So-called "silent" movies, those short and feature length films that prevailed as popular entertainment from the beginning of the last century through about 1930, were never shown in silence but always with musical accompaniment. Of course, there were no synchronized noises or dialogue in these films, but what powerful images they offered! And what wonderful stories they told: not just the slapstick comedies of the Keystone Cops, but also westerns, mysteries, science fiction films, melodramas, epics, and more.
In this course, we will revisit the silent era to discover how moving images learned to tell stories, using early techniques which still form the basis for our modern cinematic narratives. Along the way, we will cover the worldwide explosion of "primitive" filmmaking with giants like Edison, the Lumiére Brothers, and that fantastic Frenchman Méliès; the nickelodeon era, when the silence of the films helped integrate the burgeoning (and non-English-speaking) immigrant population into American life; the great silent clowns: Chaplin, Keaton, Lloyd; the "father of film language," the great D.W. Griffith, who developed film's narrative form.

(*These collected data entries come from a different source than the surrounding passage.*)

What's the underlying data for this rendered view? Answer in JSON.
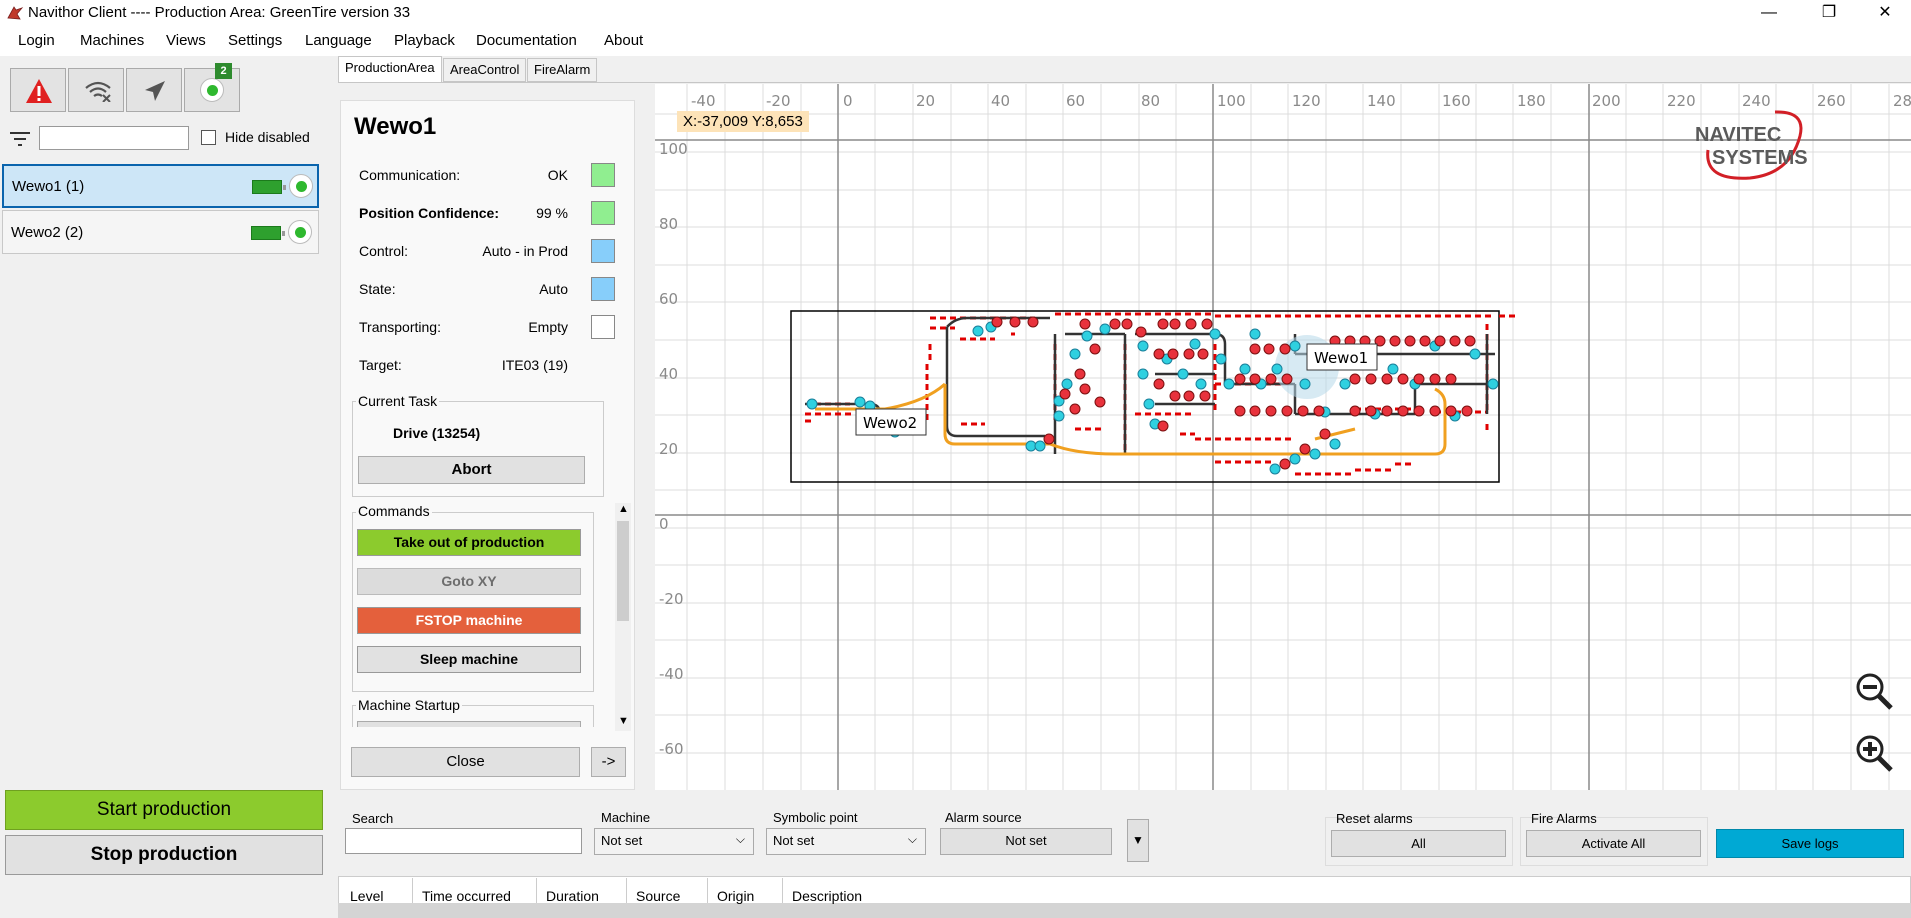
{
  "window": {
    "title": "Navithor Client ---- Production Area: GreenTire version 33",
    "minimize": "—",
    "restore": "❐",
    "close": "✕"
  },
  "menu": [
    "Login",
    "Machines",
    "Views",
    "Settings",
    "Language",
    "Playback",
    "Documentation",
    "About"
  ],
  "toolbar": {
    "icons": [
      "alert-triangle-icon",
      "wifi-off-icon",
      "airplane-icon",
      "online-status-icon"
    ],
    "online_badge": "2",
    "filter_placeholder": "",
    "hide_disabled_label": "Hide disabled",
    "hide_disabled_checked": false
  },
  "machines": [
    {
      "label": "Wewo1 (1)",
      "selected": true,
      "status": "online"
    },
    {
      "label": "Wewo2 (2)",
      "selected": false,
      "status": "online"
    }
  ],
  "production": {
    "start_label": "Start production",
    "stop_label": "Stop production"
  },
  "tabs": [
    "ProductionArea",
    "AreaControl",
    "FireAlarm"
  ],
  "detail": {
    "name": "Wewo1",
    "properties": [
      {
        "label": "Communication:",
        "value": "OK",
        "color": "#90ee90"
      },
      {
        "label": "Position Confidence:",
        "value": "99 %",
        "color": "#90ee90"
      },
      {
        "label": "Control:",
        "value": "Auto - in Prod",
        "color": "#87cefa"
      },
      {
        "label": "State:",
        "value": "Auto",
        "color": "#87cefa"
      },
      {
        "label": "Transporting:",
        "value": "Empty",
        "color": "#ffffff"
      },
      {
        "label": "Target:",
        "value": "ITE03 (19)",
        "color": ""
      }
    ],
    "current_task_title": "Current Task",
    "current_task": "Drive (13254)",
    "abort_label": "Abort",
    "commands_title": "Commands",
    "commands": [
      {
        "label": "Take out of production",
        "bg": "#8ccb2d",
        "fg": "#000000"
      },
      {
        "label": "Goto XY",
        "bg": "#dcdcdc",
        "fg": "#6d6d6d"
      },
      {
        "label": "FSTOP machine",
        "bg": "#e4603c",
        "fg": "#ffffff"
      },
      {
        "label": "Sleep machine",
        "bg": "#e1e1e1",
        "fg": "#000000"
      }
    ],
    "machine_startup_title": "Machine Startup",
    "close_label": "Close",
    "arrow_label": "->"
  },
  "map": {
    "coord_readout": "X:-37,009 Y:8,653",
    "x_ticks": [
      "-40",
      "-20",
      "0",
      "20",
      "40",
      "60",
      "80",
      "100",
      "120",
      "140",
      "160",
      "180",
      "200",
      "220",
      "240",
      "260",
      "28"
    ],
    "y_ticks": [
      "100",
      "80",
      "60",
      "40",
      "20",
      "0",
      "-20",
      "-40",
      "-60"
    ],
    "logo_line1": "NAVITEC",
    "logo_line2": "SYSTEMS",
    "vehicle_labels": [
      "Wewo1",
      "Wewo2"
    ],
    "zoom_out_icon": "zoom-out-icon",
    "zoom_in_icon": "zoom-in-icon"
  },
  "filters": {
    "search_label": "Search",
    "search_value": "",
    "machine_label": "Machine",
    "machine_value": "Not set",
    "symbolic_label": "Symbolic point",
    "symbolic_value": "Not set",
    "alarm_source_label": "Alarm source",
    "alarm_source_value": "Not set",
    "reset_alarms_label": "Reset alarms",
    "reset_all_label": "All",
    "fire_alarms_label": "Fire Alarms",
    "activate_all_label": "Activate All",
    "save_logs_label": "Save logs"
  },
  "log_columns": [
    "Level",
    "Time occurred",
    "Duration",
    "Source",
    "Origin",
    "Description"
  ]
}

We will also look at the contributions of foreign countries to cinematic storytelling: Russia, Sweden, Germany, Britain; the stars of the silent era: Garbo, Valentino, Gish; and the coming of sound, the end of an era. We will screen many short films in class, as well as silent features such as THE BIRTH OF A NATION, whose release in 1915 provided the impetus for the resurrection of the Ku Klux Klan, and BATTLESHIP POTEMKIN, from legendary Russian director Sergei Eisenstein.